В том же году, когда был разорен Багдад, как только наступила весна, великий Хулагу собрал войско, поручил его своему младшему сыну, которого звали Джиасмутом 72, а великого управителя своего двора Илигиа-ноина послал вместе с ним к реке Евфрату поразвлечься, захватить добычу и подчинить те края. И, /385/ проходя мимо города Мартирополя, который называют Муфаргином 73, они предложили ему (городу) подчиниться: выставить войско, выплатить дань и [потом] спокойно жить. Султан тамошний 74 из рода Еделидов 75 не согласился: он собрал войско и пошел за ними, убил кое-кого из них. Потом вернулся, вступил в город и укрепился в нем против татар. [Татары], оставив под городом войско, направились к великой реке Евфрат и к Междуречью, захватили добычу, какая им попалась, вернулись к войску, осаждавшему Мартирополь. Придя к Хулагу, рассказали обо всем, что они сделали, и о сопротивлении этого города.

И тот послал огромное войско к этому городу, [приказал] окружить его со всех сторон и не дать никому ни войти [в [232] него], ни выйти; во главе же этого войска поставил мужей храбрых и знатных: некоего Чагатая, военачальника, прибывшего раньше татарского войска, а из христиан — ишхана Проша, которого называли Гасаном. И они устремились туда, храбро сражались, пустив в ход тараны и пиликваны; была перекрыта и вода, поступающая в город. Горожане тоже храбро сражались с ними, было много убитых и из татар в из христиан, воевавших вместе с ними. И так осада продолжалась два года и даже больше. В городе усилился голод. Были съедены чистые и нечистые животные, потом из-за нехватки съестного стали поедать лю/386/дей — сильные поедали слабых. А когда покончили с нищими, стали поедать друг друга: отцы [съедали] сыновей, женщины — дочерей и не испытывали жалости к чадам, вышедшим из их чрева; любящие стали отрекаться от любимых и друзья от знакомых. И так мало было съестного, что литр мяса человеческого продавали за семьдесят дахеканов. И вконец исчезли и люди и еда. И над многими другими областями тоже нависла угроза, ибо страны, покоренные татарами, притеснялись податями и подводной повинностью: они поставляли еду и питье [войскам], осаждающим город. Множество народа умерло от сильных морозов и снега, покрывшего горы в зимнюю пору.

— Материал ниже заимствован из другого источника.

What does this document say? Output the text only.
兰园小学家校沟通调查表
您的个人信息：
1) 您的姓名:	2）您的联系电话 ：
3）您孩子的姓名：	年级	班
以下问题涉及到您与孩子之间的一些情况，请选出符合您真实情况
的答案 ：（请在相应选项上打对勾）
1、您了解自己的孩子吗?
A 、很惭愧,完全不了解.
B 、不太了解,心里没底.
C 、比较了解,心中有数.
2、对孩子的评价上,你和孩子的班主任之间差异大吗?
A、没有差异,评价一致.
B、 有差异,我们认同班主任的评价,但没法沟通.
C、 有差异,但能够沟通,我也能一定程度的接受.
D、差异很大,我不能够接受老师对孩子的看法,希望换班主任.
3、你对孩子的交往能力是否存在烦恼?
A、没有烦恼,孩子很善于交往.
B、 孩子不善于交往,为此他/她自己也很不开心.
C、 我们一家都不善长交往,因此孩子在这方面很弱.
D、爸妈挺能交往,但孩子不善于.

И неприступная страна Сасун тоже подчинилась татарам, поддавшись на уговоры князя Садуна 76, сына Шербарока и внука Садуна, христианина по вере и очень уважаемого Хулагу-ханом, ибо был он человек сильный и храбрый в бою, так что Хулагу почитал его наряду с первыми своими богатырями. Ему он пожаловал Сасунскую область, но позже [татары] изменили своей клятве и вырезали множество [сасунцев].

А когда город (Муфаргин) обезлюдел из-за ужасного голода, /387/ [татары] захватили его и вырезали всех, кто, обессиленный ужасным голодом, еще оставался там. А султана и его брата живыми привели к Хулагу. И он приказал убить их мечом, как недостойных жить и виновных в крови множества людей, которые были убиты из-за них.

Однако церквей они не разрушали и [не осквернили] собранное святым Марутою у всех народов и хранившееся там бесчисленное множество мощей святых, поскольку христиане, бывшие в войске, разъяснили татарам, каким они пользуются почетом. Да и сами они тоже рассказывали множество видений, связанных со святыми: как на городской стене появлялся яркий свет и люди со светлыми ликами.

Город был захвачен в 709 (1260) году армянского летосчисления во время сорокадневного мясопуста великого поста. [233]

ГЛАВА 62

О том, что они сделали в странах Междуречья и Нижней Сирии 77

И снова великий Хулагу собрал огромное войско свое и двинулся на Сирию, Халеб, Дамаск, Харран, Урфу, Амид и другие области. Послав [часть войск] совершать набеги в разных концах страны, сам осадил Халеб и начал воевать с ним. Султан тамошний по имени Юсуф из рода Саладина, того, что разорил Иерусалим, оказал ему сопротивление и не покорился, а запер перед ним городские ворота и /388/ стал храбро сражаться. Великий Хулагу осадил город со всех сторон и спустя долгое время силой захватил его. И началась в городе резня.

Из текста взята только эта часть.